The Second Awakening is "unity consciousness."  Rather than registering as "Boy, do we have a problem," it is a recognition of "Wow, we're in this together!"  Yet the Second Awakening is not a natural reflex, because unity consciousness is quite foreign to most of us, being soaked in separation consciousness as we are.  The Second Awakening is a difficult state to attain, and a difficult concept for most current-events-conscious people to grasp.  The New Age movement, however, touts unity consciousness and positive affirmation, yet it is difficult to manifest a better world when one is not willing to see the existing world for what it is.  Many New Agers prefer not to dwell on negative things, and are thus not interested in the political picture.

So how does a person get to unity consciousness (the Second Awakening) from separation consciousness (the First Awakening)?  It seems that our job is to create a bridge between the two.  Somehow we have to be able to know what's wrong and feel good about the future.  Not easy! -- given the circumstances and our vulnerable human state.  Essentially, the First Awakening says "this is not good," and the Second Awakening says "this is good."  How do the two fit or work together?

Human Beings ... Creatures of Intention

Human Being?It has been said that the "being" part of us is being taken away -- that we are being reduced to a class of "humans" only.  Look at it this way:  The "being" part of us says "this is good" and the human part of us says "we have problems."  Separated from our being part, we can only exist in the problem.

One could also substitute the term "awareness" for "awakening."  Thus, the First Awakening is the First Awareness:  we have problems.  The Second Awakening is the Second Awareness, or we are in this together.  Now that doesn't sound so bad, does it?

Humans alone are not creatures of intention.  They are creatures of reaction/response.  Human beings produce and emit intention.  Why don't we let our intention pave the way for our future, rather than reacting to what is laid out for us?


The 1990s were pronounced by President George H.W. Bush to be "The Decade of the Brain."  Funding for neuroscience shot up and research began in earnest on the "3-pound mass of interwoven nerve cells that controls our activity."  Most neuroscientists believed at the time that "the mind is a set of operations carried out by the brain, much as walking is a set of operations carried out by the legs ..." (Eric Kandel, Nobel Laureate).   But is that true?

The electric brainLet's take a look at neurons and synapses -- the super-highways of biochemistry ...  There are approximately 100 billion neurons in a human brain, the same as the number of stars in the Milky Way.  Neurons form tendrils that result in a humming network of amino-acid filled fibers that connect to other tendrils attached to more neurons.  Synapses are the gaps between neurons, across which information travels.  There are some 500 trillion synapses, putting the number of possible circuits in the range of 10 followed by a million zeros.  And that's just in one of us.  Are we walking wonders or not?

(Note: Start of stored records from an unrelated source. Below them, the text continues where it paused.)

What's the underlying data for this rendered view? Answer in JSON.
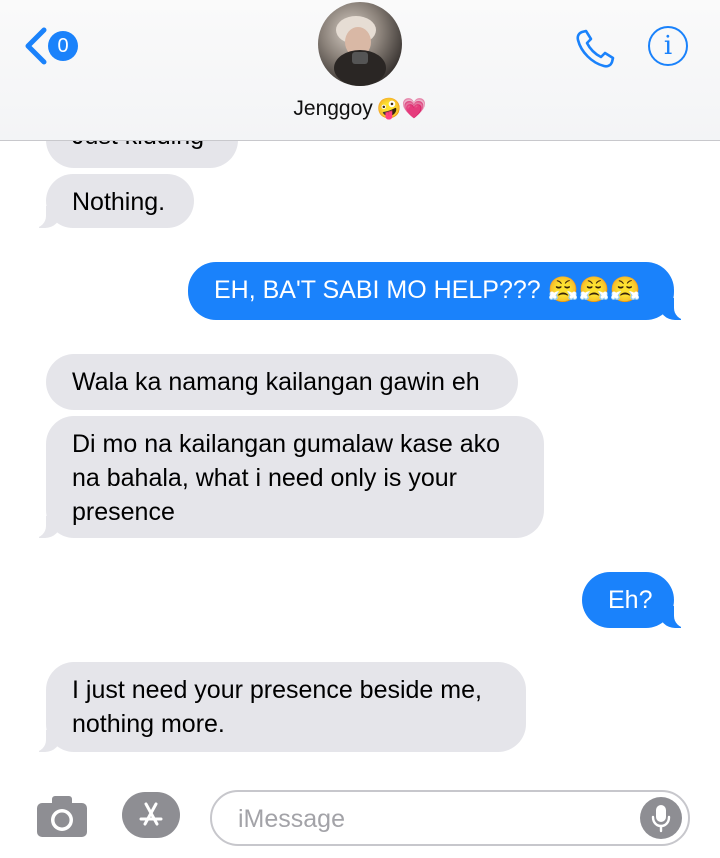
{
  "header": {
    "back_badge_count": "0",
    "contact_name": "Jenggoy",
    "contact_emoji": "🤪💗"
  },
  "messages": [
    {
      "direction": "incoming",
      "text": "Just kidding"
    },
    {
      "direction": "incoming",
      "text": "Nothing."
    },
    {
      "direction": "outgoing",
      "text": "EH, BA'T SABI MO HELP??? 😤😤😤"
    },
    {
      "direction": "incoming",
      "text": "Wala ka namang kailangan gawin eh"
    },
    {
      "direction": "incoming",
      "text": "Di mo na kailangan gumalaw kase ako na bahala, what i need only is your presence"
    },
    {
      "direction": "outgoing",
      "text": "Eh?"
    },
    {
      "direction": "incoming",
      "text": "I just need your presence beside me, nothing more."
    }
  ],
  "input": {
    "placeholder": "iMessage",
    "value": ""
  },
  "colors": {
    "accent": "#1a82fb",
    "incoming_bubble": "#e5e5ea",
    "outgoing_bubble": "#1a82fb"
  },
  "icons": [
    "chevron-left-icon",
    "phone-icon",
    "info-icon",
    "camera-icon",
    "app-store-icon",
    "microphone-icon"
  ]
}
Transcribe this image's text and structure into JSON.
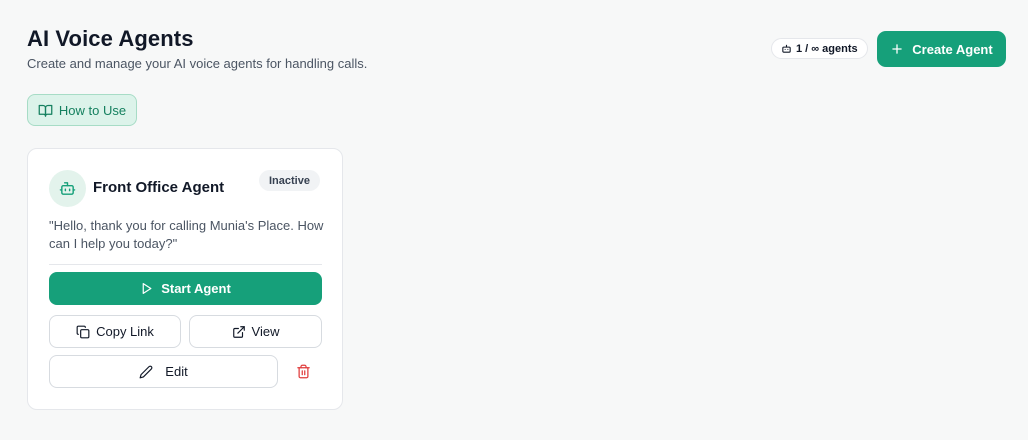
{
  "header": {
    "title": "AI Voice Agents",
    "subtitle": "Create and manage your AI voice agents for handling calls.",
    "agent_count": "1 / ∞ agents",
    "create_label": "Create Agent",
    "count_icon": "robot-icon",
    "create_icon": "plus-icon"
  },
  "how_to_use": {
    "label": "How to Use",
    "icon": "book-open-icon"
  },
  "agent_card": {
    "name": "Front Office Agent",
    "status": "Inactive",
    "greeting": "\"Hello, thank you for calling Munia's Place. How can I help you today?\"",
    "avatar_icon": "bot-icon",
    "start_label": "Start Agent",
    "start_icon": "play-icon",
    "copy_label": "Copy Link",
    "copy_icon": "copy-icon",
    "view_label": "View",
    "view_icon": "external-link-icon",
    "edit_label": "Edit",
    "edit_icon": "pencil-icon",
    "delete_icon": "trash-icon"
  },
  "colors": {
    "primary": "#16a07a",
    "primary_light": "#dcf3ea",
    "danger": "#e03b3b",
    "background": "#f7f8f8"
  }
}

Yet molecular biology would like more than anything to end the discussion of body/mind and brain/mind.  It's all just biology, chemistry and physics -- and by 2050 we'll know what there is to know.  It's all neurochemicals -- everything.  But although brains as machines may be the same (neurons and synapses), the YOU in each brain is clearly different.  What's it made of?  Each of us has experiences, which form the stuff of our story and our memories ... and our interpretation of these stories and memories may be said to be the basis of our personality.

Even leading neuroscientists allow that the brain is "a creature of habit" with "natural intentionality."  It issues and labels corrections, sensory experiences, difference and memories.  Its left hemisphere analyzes while its right hemisphere interprets.  It explains and narrates when it cannot identify by the obvious alone.  Our narrative impulse is so strong that it doesn't even stop during sleep, which is what underlies the fanciful leaps we make during and from the fragmented stuff in our dreams.  (Why are dreams so weird?  The brain tries to connect bits and pieces with its natural story-making department.)